Paul Finch, Norah Bowman, Kari Michaels, Harpinder Sandhu discussing how they are helping tackle the affordability crisis Sydney Morton photo

BCGEU believes NDP’s 1.6bn investment is not enough to tackle Kelowna’s housing problem

The union says if their report is implimented Kelowna’s economy will be balanced

One of B.C.’s largest unions believe they have come up with a solution to the housing crisis in Kelowna.

The B.C. Government and Service Employees Union (BCGEU) hosted a panel of experts to propose a new plan under the Building an Affordable B.C. report and taxation system to create more public housing.

Related: BC BUDGET: NDP pushes for purpose-built rentals in ‘historic’ $1.6B investment

Kelowna’s vacancy rate is currently 0.2 per cent whereas a healthy vacancy rate is considered 4 per cent.

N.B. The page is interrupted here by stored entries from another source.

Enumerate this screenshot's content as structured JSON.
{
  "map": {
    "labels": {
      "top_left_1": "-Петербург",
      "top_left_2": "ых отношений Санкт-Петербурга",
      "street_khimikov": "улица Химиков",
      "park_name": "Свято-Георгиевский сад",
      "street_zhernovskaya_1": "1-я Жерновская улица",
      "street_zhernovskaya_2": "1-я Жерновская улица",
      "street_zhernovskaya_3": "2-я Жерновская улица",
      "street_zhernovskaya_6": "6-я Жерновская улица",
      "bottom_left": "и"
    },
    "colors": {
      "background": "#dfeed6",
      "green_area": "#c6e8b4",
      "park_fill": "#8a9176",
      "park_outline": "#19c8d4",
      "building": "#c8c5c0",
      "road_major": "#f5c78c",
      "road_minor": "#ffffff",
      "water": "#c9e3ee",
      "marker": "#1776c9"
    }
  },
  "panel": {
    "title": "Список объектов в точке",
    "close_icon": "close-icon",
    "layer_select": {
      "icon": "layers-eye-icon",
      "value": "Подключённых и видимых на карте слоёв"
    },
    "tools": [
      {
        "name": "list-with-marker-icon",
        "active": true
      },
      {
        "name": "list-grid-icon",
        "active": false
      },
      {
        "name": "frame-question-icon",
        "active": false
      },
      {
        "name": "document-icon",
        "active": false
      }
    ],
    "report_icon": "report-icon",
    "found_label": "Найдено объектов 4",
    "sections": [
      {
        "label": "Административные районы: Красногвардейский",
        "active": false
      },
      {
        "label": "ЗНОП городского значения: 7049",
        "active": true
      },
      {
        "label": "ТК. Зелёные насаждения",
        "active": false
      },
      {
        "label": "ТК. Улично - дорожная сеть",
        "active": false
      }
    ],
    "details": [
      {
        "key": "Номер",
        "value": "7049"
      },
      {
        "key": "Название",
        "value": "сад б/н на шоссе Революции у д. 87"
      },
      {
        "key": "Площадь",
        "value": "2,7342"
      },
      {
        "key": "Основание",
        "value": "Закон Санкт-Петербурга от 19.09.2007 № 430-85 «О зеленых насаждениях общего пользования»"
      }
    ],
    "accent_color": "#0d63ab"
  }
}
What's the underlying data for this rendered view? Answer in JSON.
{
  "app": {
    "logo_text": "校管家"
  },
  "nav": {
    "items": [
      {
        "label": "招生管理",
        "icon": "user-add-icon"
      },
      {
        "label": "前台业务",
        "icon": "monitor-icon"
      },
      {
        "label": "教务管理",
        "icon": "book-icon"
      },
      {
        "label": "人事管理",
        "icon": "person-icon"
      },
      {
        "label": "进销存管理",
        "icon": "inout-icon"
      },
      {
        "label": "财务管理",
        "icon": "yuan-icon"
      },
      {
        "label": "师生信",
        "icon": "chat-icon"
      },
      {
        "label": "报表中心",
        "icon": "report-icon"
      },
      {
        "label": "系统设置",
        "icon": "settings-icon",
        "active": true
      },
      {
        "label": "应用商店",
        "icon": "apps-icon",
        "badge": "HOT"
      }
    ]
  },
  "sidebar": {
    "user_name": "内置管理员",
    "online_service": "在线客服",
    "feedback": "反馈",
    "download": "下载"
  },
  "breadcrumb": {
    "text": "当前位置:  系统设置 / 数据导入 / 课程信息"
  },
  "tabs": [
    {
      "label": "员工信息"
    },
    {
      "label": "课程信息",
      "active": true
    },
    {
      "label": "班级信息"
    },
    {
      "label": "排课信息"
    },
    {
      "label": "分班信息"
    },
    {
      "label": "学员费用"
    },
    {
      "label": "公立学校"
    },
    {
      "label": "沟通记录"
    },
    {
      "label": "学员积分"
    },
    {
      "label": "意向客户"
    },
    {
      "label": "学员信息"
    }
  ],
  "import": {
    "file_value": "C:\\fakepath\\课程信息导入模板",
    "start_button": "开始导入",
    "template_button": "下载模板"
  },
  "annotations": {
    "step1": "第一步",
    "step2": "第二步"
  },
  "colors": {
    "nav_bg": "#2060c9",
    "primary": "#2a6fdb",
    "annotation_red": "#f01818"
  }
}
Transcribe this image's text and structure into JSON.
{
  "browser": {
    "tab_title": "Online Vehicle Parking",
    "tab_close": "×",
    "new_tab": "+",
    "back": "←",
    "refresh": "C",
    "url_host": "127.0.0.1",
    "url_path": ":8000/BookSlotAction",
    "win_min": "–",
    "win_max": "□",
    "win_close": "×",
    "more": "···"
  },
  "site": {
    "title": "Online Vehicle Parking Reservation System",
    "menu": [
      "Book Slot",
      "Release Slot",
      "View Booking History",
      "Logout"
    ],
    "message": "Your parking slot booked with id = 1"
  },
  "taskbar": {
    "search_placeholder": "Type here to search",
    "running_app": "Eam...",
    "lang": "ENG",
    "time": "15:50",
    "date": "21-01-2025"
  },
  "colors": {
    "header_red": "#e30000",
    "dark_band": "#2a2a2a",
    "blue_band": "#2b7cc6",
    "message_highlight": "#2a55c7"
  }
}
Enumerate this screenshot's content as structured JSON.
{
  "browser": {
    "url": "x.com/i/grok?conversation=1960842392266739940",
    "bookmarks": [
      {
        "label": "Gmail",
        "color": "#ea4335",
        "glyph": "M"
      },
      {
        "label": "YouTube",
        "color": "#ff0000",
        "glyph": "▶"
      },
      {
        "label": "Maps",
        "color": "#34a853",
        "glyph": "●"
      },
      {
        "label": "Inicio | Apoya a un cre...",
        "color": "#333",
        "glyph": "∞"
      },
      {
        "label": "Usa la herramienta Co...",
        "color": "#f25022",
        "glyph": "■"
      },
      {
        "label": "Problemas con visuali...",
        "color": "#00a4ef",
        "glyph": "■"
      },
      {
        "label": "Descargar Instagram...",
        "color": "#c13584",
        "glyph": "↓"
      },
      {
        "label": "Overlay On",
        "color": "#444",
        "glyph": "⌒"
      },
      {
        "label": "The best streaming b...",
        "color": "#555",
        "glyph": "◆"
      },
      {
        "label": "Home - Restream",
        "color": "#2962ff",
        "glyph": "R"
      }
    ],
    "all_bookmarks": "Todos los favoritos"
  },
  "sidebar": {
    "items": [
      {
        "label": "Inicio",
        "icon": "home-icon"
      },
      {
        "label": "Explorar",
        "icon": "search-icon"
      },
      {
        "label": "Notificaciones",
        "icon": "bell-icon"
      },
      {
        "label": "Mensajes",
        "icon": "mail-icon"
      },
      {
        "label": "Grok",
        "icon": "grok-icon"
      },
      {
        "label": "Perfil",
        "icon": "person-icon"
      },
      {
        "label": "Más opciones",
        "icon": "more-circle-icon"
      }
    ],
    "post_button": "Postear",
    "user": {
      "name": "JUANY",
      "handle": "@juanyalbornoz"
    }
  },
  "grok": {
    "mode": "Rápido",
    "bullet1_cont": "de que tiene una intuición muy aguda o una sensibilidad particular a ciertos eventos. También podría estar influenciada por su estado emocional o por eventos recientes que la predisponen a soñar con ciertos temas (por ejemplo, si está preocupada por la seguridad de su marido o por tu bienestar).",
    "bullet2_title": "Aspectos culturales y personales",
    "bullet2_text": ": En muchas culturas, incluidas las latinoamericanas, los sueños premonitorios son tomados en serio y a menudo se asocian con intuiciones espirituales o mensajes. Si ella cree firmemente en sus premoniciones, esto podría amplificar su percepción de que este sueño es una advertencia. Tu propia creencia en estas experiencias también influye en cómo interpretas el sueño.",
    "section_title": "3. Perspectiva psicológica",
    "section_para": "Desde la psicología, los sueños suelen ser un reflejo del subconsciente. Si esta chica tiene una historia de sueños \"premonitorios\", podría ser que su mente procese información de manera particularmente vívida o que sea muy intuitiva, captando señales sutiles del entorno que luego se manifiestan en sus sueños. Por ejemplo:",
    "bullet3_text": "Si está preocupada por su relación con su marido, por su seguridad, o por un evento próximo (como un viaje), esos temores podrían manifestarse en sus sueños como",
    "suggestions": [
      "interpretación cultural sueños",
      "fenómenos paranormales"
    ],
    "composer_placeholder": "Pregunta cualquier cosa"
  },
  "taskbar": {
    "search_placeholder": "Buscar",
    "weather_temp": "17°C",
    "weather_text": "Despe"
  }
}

Since taking power last year the NDP have implemented major policy changes and have promised $1.6 billion for affordable housing over three years, but the union believes this won’t be enough to tackle Kelowna’s increasing housing cost.

Kari Michaels, executive vice president of the BCGEU, believes that it doesn’t make sense for the union to rally for minimum wage increases while the housing prices soar, and the affordability factor becomes obsolete.

Related: Healthy Housing Strategy approved by Kelowna city council

“People are having to move and leave their neighbourhoods because they can’t afford to live in their homes anymore,” Michaels said. “The root cause of housing rates rising is speculative investing and the banks collecting interest on higher mortgages.”

The BCGEU presented recommendations from the Building an Affordable B.C. report with the focus on changing the taxation of regulation, zoning and land use. The union also wants to create incentives for developers to reserve portions of their land for social housing.

“Instead of the speculation tax, we would have done something different, a land value tax, the speculation tax targets one group too much,” Harpinder Sandhu, co-author of the report said.

Related: Updated: Kelowna council approves ambitious strategy to address homelessness in the city

The proposed plan hopes to diminish B.C.’s affordability crisis by reducing the allure of profit seeking and investment in the real estate market and instead stabilize prices, generate resources for investment in affordable housing and reduce economic stress brought on by increased cost.

A short-term rental tax for companies such as Airbnb would also be implemented.

The union believes that the report, if implemented, will help Kelowna keep a healthy and balanced economy.

“I see housing as shelter, it should be affordable, ” Norah Bowman, professor at Okanagan College said. “You should feel welcome there, I have had students with landlords that they are afraid of, some of it has become intrusive.’